Figure 10 demonstrates the simulation results obtained from implementation of the design shown in Figure 7.

Figure 10: Dynamics of PNNC with cascade structure.

And hereby, to validate our design, the cascaded structure was compared with single feedback control structures, and the results are as given in Figure 11.

Figure 11: Dynamics of cascade structure of MPNN and fuzzy PI with convenient fuzzy PI one.

It has well been noted that the cascade MPNN-based structure (Figure 10) provides enhanced stability and modified dynamics when comparing with conventional (single-feedback) intelligent-based one, Figure 11.

The simulation results in Figures 10 and 11 are achieved at two operational modes of pH reactor, acidic solution when pH is equal to 13 and basic one when pH is equal to 4.5. And so, the nonlinear regions in the titration process and the linear ones, seen in Figure 5, are covered. Both cases aim to validate the proposed control philosophy (predictive NN-based cascade control) at two extreme and opposite operating conditions.

5. Interpretation of Results

The quantitative performance values, integration of absolute error (IAE), for the MPNN in cascade design and fuzzy PI controllers are calculated as given in The control performance of pH has been verified once with injection of acid stream flow rate as disturbance (rows 2 and 3) and also with submitting a nonstationary setpoint (rows 4 and 5).

It is well noted from Table 3 that when computing the IAE with single feedback design, it is found (as an example = 17.650) but for cascade structure it is equal to 3.333. So, it could be concluded that the single feedback design (column 4) is worse than that of cascade structure (column 3).

Table 3: The integral of the absolute error (IAE) for the control methods.

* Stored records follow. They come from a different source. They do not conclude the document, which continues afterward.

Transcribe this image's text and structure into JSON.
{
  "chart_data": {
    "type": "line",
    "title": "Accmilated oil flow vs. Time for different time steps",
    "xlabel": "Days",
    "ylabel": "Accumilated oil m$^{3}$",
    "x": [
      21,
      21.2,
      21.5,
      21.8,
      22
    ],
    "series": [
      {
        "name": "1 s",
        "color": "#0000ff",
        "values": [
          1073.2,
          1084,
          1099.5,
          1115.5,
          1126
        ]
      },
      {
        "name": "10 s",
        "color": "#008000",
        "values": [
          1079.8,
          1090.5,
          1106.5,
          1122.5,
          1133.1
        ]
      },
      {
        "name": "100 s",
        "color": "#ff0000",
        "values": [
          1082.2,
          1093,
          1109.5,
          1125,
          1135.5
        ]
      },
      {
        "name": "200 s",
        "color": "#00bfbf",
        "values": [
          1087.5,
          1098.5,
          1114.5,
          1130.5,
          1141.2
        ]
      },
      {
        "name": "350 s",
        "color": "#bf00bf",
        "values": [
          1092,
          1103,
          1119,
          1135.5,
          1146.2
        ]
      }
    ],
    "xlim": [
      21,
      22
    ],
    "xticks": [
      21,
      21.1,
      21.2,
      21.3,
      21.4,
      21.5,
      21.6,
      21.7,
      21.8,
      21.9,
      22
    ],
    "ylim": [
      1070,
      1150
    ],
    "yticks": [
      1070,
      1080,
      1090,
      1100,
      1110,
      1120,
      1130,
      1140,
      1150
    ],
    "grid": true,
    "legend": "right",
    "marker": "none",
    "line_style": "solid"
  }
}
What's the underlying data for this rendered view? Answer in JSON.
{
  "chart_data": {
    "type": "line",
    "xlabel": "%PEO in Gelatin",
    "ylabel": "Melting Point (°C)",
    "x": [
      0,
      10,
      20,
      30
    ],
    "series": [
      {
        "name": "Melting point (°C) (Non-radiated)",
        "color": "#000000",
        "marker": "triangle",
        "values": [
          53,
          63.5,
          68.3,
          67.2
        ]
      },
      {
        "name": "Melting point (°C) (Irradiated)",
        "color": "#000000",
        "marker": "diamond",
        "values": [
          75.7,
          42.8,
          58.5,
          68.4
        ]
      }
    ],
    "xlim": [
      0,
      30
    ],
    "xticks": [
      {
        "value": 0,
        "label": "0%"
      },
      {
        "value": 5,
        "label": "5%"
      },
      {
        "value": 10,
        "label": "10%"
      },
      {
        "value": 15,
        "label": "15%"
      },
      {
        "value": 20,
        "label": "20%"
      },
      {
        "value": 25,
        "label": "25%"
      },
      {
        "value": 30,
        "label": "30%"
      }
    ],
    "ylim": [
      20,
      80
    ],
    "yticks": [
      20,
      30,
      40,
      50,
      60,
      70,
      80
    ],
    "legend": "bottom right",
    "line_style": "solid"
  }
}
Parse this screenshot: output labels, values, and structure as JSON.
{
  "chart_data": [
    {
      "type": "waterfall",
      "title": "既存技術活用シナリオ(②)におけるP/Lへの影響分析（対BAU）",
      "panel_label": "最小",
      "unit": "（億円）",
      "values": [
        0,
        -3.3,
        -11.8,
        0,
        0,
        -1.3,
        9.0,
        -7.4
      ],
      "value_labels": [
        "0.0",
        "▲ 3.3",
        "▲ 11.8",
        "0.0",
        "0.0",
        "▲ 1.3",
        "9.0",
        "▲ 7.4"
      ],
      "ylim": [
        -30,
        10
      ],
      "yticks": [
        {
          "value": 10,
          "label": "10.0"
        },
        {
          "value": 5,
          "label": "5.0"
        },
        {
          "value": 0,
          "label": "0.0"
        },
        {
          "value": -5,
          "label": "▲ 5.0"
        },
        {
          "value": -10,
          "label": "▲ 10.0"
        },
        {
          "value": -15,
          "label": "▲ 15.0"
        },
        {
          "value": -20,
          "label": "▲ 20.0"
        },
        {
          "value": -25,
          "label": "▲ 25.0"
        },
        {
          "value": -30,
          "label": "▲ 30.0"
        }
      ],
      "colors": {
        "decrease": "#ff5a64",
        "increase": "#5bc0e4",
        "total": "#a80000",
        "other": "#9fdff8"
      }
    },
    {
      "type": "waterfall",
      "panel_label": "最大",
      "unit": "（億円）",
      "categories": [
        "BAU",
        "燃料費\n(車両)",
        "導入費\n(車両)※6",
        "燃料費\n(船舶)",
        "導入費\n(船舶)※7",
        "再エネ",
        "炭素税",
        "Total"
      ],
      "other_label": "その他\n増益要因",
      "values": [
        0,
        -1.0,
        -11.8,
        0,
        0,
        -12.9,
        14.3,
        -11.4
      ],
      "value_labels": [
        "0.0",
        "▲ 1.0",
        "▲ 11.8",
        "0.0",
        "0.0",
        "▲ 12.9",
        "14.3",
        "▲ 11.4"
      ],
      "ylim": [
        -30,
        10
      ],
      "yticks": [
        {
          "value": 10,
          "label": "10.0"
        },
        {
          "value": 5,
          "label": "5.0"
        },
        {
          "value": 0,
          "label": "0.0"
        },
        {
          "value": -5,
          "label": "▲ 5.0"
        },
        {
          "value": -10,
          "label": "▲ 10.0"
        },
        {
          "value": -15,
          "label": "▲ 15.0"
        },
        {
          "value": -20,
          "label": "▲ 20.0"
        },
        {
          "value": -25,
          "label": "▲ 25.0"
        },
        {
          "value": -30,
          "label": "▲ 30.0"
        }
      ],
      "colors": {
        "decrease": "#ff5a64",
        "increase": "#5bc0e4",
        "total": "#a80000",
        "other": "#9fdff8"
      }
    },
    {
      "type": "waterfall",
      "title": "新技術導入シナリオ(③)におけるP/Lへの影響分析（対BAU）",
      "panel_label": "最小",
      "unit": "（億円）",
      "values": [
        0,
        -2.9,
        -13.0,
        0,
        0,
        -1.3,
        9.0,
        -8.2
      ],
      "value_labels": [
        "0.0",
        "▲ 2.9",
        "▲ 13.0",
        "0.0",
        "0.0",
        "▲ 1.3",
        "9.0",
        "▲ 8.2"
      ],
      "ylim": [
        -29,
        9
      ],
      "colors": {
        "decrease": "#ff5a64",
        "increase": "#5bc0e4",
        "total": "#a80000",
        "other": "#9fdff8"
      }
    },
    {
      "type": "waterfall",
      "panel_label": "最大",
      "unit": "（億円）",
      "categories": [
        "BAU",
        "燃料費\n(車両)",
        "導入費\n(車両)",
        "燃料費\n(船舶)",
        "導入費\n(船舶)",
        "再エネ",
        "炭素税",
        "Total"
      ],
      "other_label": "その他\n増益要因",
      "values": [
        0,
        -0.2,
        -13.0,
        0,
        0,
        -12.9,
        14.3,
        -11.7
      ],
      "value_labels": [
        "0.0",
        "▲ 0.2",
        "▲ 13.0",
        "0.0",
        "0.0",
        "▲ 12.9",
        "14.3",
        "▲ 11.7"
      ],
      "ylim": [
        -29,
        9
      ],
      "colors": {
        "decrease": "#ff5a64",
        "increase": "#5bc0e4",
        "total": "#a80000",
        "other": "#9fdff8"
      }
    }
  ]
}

6. Conclusions and Future Work

6.1. Conclusions

This paper has demonstrated the usefulness and effectiveness of applying neural networks in a model-based control strategy to control a pH reactor.

Both the model predictive neural network as a master control loop and fuzzy PI controllers as slave one have been implemented in cascade structure (Figure 6). The controller performance under multiple changes in setpoint as well as the effect of fluctuation in acid stream as a disturbance has been investigated.

Comparison of performance with the conventional single feedback fuzzy PI controller indicated that cascade structure was more robust than the single feedback controller and gave better results in cases involving disturbances (Figures 10 and 11, Table 3).

Presented results confirm the known fact, with the chemical pH reactor, and when disturbances affect the control input, the cascade control structure can improve control performance in transient and steady-state conditions.

6.2. Suggestions for Future Work

(i)A rational controller could be added to manage the percentage in variation of base stream with respect to acid stream (e.g., weak or strong). Thus, the dynamics shown in Figure 10 can be further modified. (ii)The proposed cascade structure and predictive NN-based controller could be realized using digital signal processor (DSP).

Competing Interests

The authors declare that they have no competing interests.

Acknowledgments

This project was supported by the Deanship of Scientific Research at Prince Sattam bin Abdulaziz University under the research Project no. 2016/01/6637.